Windows with a better filesystem

While I'd love to see something like ZFS available for Windows hosts, NTFS isn't a horrible filesystem. It supports most "modern" filesystem features (extended attributes, journaling, ACLs, you name it), but it's hampered by Explorer and most other apps not supporting any of these.

One thing that will absolutely kill its performance is having "too many" entries in a directory. Once you pass a couple thousand entries in one directory, everything slows to a crawl. Literally the entire machine will halt waiting for NTFS to create or remove entries when this is happening.

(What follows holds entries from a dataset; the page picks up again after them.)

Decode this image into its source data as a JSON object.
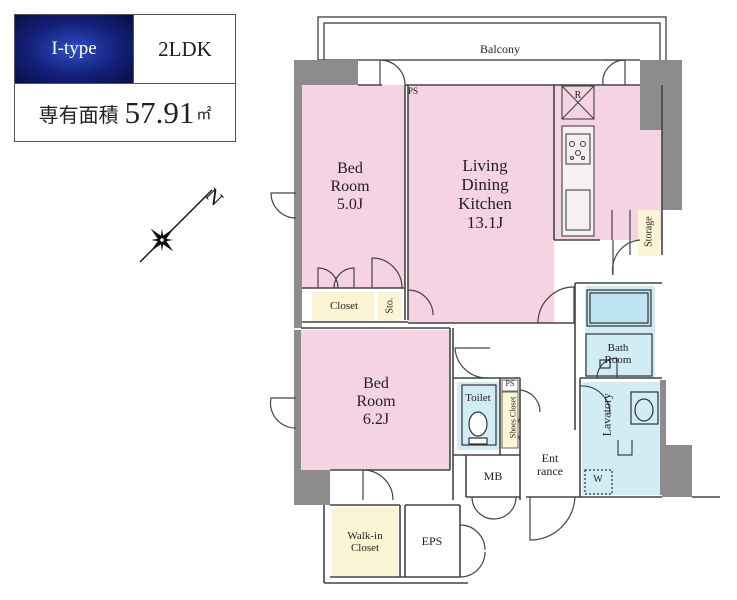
{
  "header": {
    "type_label": "I-type",
    "layout_label": "2LDK",
    "area_label": "専有面積",
    "area_value": "57.91",
    "area_unit": "㎡"
  },
  "compass": {
    "north_label": "N"
  },
  "rooms": {
    "balcony": "Balcony",
    "bed_room_1": [
      "Bed",
      "Room",
      "5.0J"
    ],
    "ldk": [
      "Living",
      "Dining",
      "Kitchen",
      "13.1J"
    ],
    "bed_room_2": [
      "Bed",
      "Room",
      "6.2J"
    ],
    "closet": "Closet",
    "storage_small": "Sto.",
    "storage": "Storage",
    "bath_room": [
      "Bath",
      "Room"
    ],
    "toilet": "Toilet",
    "shoes_closet": "Shoes Closet",
    "lavatory": "Lavatory",
    "entrance": [
      "Ent",
      "rance"
    ],
    "mb": "MB",
    "eps": "EPS",
    "walk_in_closet": [
      "Walk-in",
      "Closet"
    ],
    "ps_1": "PS",
    "ps_2": "PS",
    "refrigerator": "R",
    "washer": "W"
  },
  "colors": {
    "room_pink": "#f6d3e3",
    "bath_blue": "#d2ecf6",
    "closet_yellow": "#fbf4d5",
    "wall_gray": "#8c8c8c",
    "header_blue": "#14207a"
  }
}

I used to work with an app that generated HTML-based docs for .NET assemblies; it would create one file per property, method, class, namespace, etc. For larger assemblies we'd see 20+k files, all nicely dumped into a single directory. The machine would spend a couple of hours during the build blocked on NTFS.

In theory, Windows supports filesystem plugins, which would make native ZFS, ext3 or whatever (even FUSE) possible. In practice, the APIs are undocumented, so you're completely on your own.

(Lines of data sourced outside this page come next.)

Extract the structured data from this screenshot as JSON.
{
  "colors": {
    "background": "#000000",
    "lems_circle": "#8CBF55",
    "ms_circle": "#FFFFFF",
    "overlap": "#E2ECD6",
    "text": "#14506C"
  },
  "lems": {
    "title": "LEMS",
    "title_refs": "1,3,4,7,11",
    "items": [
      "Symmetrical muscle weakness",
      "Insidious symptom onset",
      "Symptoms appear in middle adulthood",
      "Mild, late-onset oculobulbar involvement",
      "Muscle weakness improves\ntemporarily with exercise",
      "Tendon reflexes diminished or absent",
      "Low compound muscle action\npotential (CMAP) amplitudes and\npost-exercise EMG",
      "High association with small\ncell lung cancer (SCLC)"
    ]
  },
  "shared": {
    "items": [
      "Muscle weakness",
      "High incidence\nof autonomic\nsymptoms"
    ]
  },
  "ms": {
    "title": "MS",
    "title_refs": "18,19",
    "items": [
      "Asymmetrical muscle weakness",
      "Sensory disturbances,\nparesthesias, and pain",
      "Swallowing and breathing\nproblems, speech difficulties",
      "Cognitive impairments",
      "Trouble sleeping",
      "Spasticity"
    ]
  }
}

Now, since you're doing Java development, could you install a different OS on your machine, or use a VM on top of Windows?

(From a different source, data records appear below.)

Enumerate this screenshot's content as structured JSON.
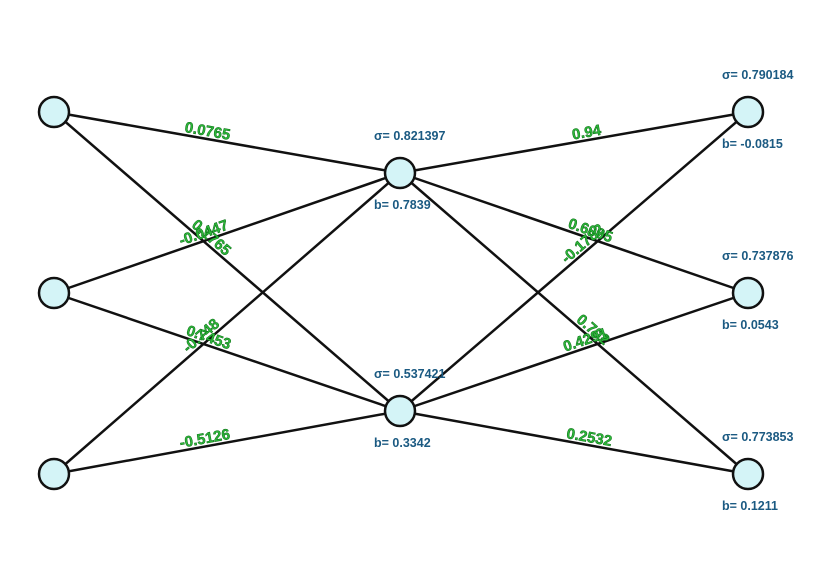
{
  "colors": {
    "background": "#ffffff",
    "edge": "#111111",
    "node_fill": "#d4f4f7",
    "weight_label": "#2db83a",
    "node_label": "#1b5a82"
  },
  "network": {
    "layers": [
      {
        "name": "input",
        "nodes": [
          {
            "id": "i1"
          },
          {
            "id": "i2"
          },
          {
            "id": "i3"
          }
        ]
      },
      {
        "name": "hidden",
        "nodes": [
          {
            "id": "h1",
            "sigma": "σ= 0.821397",
            "bias": "b= 0.7839"
          },
          {
            "id": "h2",
            "sigma": "σ= 0.537421",
            "bias": "b= 0.3342"
          }
        ]
      },
      {
        "name": "output",
        "nodes": [
          {
            "id": "o1",
            "sigma": "σ= 0.790184",
            "bias": "b= -0.0815"
          },
          {
            "id": "o2",
            "sigma": "σ= 0.737876",
            "bias": "b= 0.0543"
          },
          {
            "id": "o3",
            "sigma": "σ= 0.773853",
            "bias": "b= 0.1211"
          }
        ]
      }
    ],
    "edges": [
      {
        "from": "i1",
        "to": "h1",
        "weight": "0.0765"
      },
      {
        "from": "i1",
        "to": "h2",
        "weight": "0.1765"
      },
      {
        "from": "i2",
        "to": "h1",
        "weight": "-0.0447"
      },
      {
        "from": "i2",
        "to": "h2",
        "weight": "0.7453"
      },
      {
        "from": "i3",
        "to": "h1",
        "weight": "-0.748"
      },
      {
        "from": "i3",
        "to": "h2",
        "weight": "-0.5126"
      },
      {
        "from": "h1",
        "to": "o1",
        "weight": "0.94"
      },
      {
        "from": "h1",
        "to": "o2",
        "weight": "0.6005"
      },
      {
        "from": "h1",
        "to": "o3",
        "weight": "0.702"
      },
      {
        "from": "h2",
        "to": "o1",
        "weight": "-0.1782"
      },
      {
        "from": "h2",
        "to": "o2",
        "weight": "0.4291"
      },
      {
        "from": "h2",
        "to": "o3",
        "weight": "0.2532"
      }
    ]
  }
}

Also, you might want to try some platform-independent filesystem benchmarks (iozone, bonnie... there are probably more modern ones I don't know off the top of my head, maybe even a few written in Java) to see if it's actually the filesystem holding you back, or if it's something else. Premature optimization and all that...


  • Turn off Last Access time
  • Turn off Short File names
  • Turn off Delete Notification
  • Turn off Indexing
  • Disable journeling
  • Disable shadow copy and previous versons and quotas and shares.
  • Enable bypass traverse checking

I guess that the real solution would be to rewrite your build system so that it used the native windows file system API, instead of the unix API (fopen etc) itself underneath the portability framework. But that's not going to happen, so basically you are stuck with whatever level of performance they thought was acceptable.

Often when using systems not originally written for Windows, you find that directory traversal has been handled very poorly, so make sure you have a very flat directory tree.